Wisdom never lies. The Odyssey, Book II, Line 320, Homer
When Odysseus left home to fight in the Trojan War, he appointed the care and education of his son Telemachus to his friend, Mentor, a wise man. Hence, the name “Mentor” has come to mean someone who imparts wisdom to and shares knowledge with someone less experienced. It is one of many names taken from Homer’s The Iliad and The Odyssey and turned into modern day terminology. Others include: Odyssey (a wandering journey or quest), Achilles (heel and tendon), Hector (bully), Nestor (counselor), Trojan Horse (a ruse) and Athens, (seat of great learning in both Greece and Georgia).
The English, always quick to borrow words from any language to expand the mother tongue, added “mentor” to the vocabulary in 1616, the year Shakespeare died. Americans expanded the concept by turning noun to verb and adding it to the dictionary in 1976.
Anyone who has ever been under the tutelage of a mentor knows the difference such one on one instruction can make. Often, those who benefit from the wisdom of a mentor turn around and share the knowledge gleaned with someone else.
An educator, who acknowledges he has learned from several mentors and who continues to serve as a mentor, says, “I’ve seen many students benefit from having a mentor. Sometimes, they just need someone to listen to them, to help them think things through so they can make good decisions.”

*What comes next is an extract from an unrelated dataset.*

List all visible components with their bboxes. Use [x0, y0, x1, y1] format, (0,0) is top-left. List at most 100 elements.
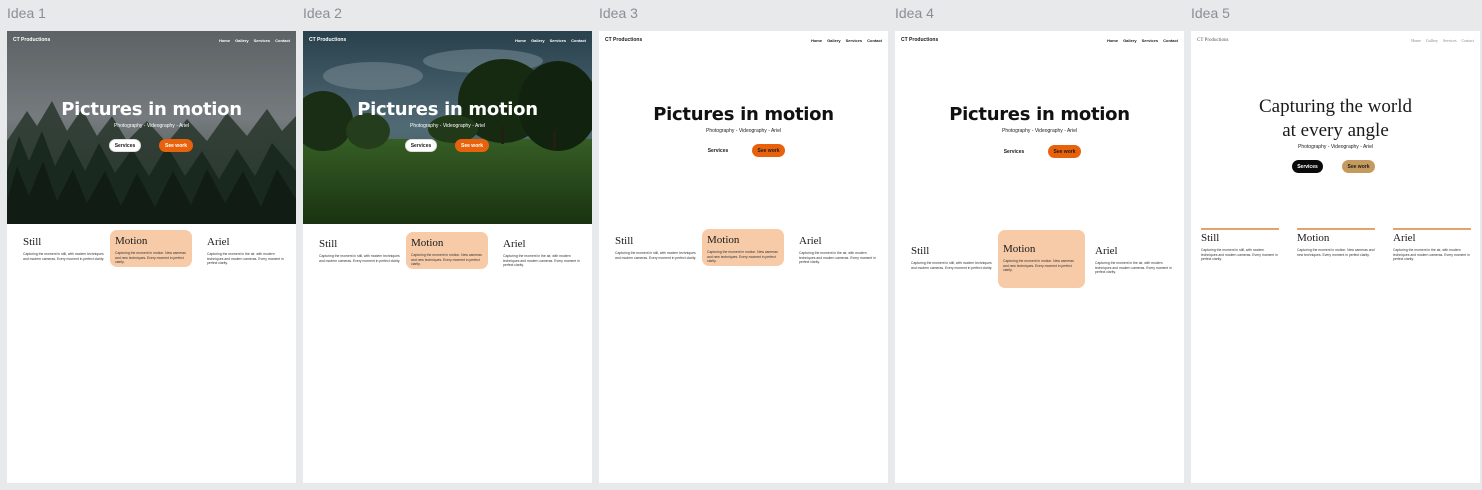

Two students from my first teaching assignment in Texas, both professional writers, shared some of their thoughts about mentors with me. Recently as a bit of advice under the heading “Walk the Talk,” Susan Tiberghien sent my former student, a retired UN communications specialist, this quote by 13th century philosopher and theologian Meister Eckhart: “When the soul wishes to experience something, she throws an image of the experience out before her and enters into her own image.”
Touched by the gentle, but persuasive reminder, my former student reflects, “Although I have been fortunate to have had many mentors in my long life, one in particular stands out. Today, a bright-minded, warmhearted near-octogenarian, American-born Susan Tiberghien founded the (meanwhile well-known) Geneva Writers’ Group in 1993, (which brings together over 150 English-language writers from 25 countries). I joined the GWG in 1998 while living in Switzerland and was immediately drawn to Susan’s wise-and-affectionate personality. Over the past 15 years, she has not only published three memoirs of her own; she has been a source of creative inspiration for others (including me), not to mention a real-life role model, offering everything from generous hospitality to spiritual sustenance to living “Lasting Love” (her newest memoir) with her French husband of 60 years, six grown children and 15 grandchildren. A life richly lived and shared with others.”
A second former student, a journalist, recently wrote about one of his teachers at South Oak Cliff High School after the Spanish teacher and coach had died. “Ramon Arguellas’ easy going manner was a charm. He made one feel comfortable and relaxed. I’m thinking he must have been one of those individuals and tranquil souls literally interested in IT and US all. He encouraged and provoked me to learn ‘la lingua’ and to correct my backhand on the tennis court.” Haynes also observes, “The right book at the right time, a professor used to say. The same goes for mentors. Timing is everything.”
This former student also asked his daughter her thoughts about mentors. In part, she wrote, “In college during sophomore and senior years, I was an undergraduate advisor to groups of freshman kids and would help them adjust to dorm life, being away from home, and sometimes stuff like helping choose which courses to take. That was definitely not true career or academic mentoring, but I was more of a social mentor in helping them adjust to life away from home.”
My own mentor, the late Elizabeth Bowne, a novelist and communications specialist for UNICEF, began many of her writing classes with a tribute to her own mentor, the woman who guided this Georgian in writing her first novel, A Gift from the African Heart. After this book was published in 37 languages, Elizabeth told her mentor that there was no way to repay the help the New Yorker had given so freely. Her mentor replied, “Pass the lessons on; then I’ll be repaid.”
The young novelist began to conduct writing workshops where she provided individual instruction to each participant in addition to group sessions even as she continued to write. For me, these lessons were so different from any that I had encountered in a formal classroom setting, that I, too, began to share them with my students. True mentoring works that way; it becomes a never ending cycle of learning, teaching, passing on to the next generation.
Valentine’s Day has come and gone this year, but If you want to treat yourself to a most meaningful belated gift, reach out to serve as a mentor. You’ll be glad you did because you will discover that you may make a very positive difference in someone’s life.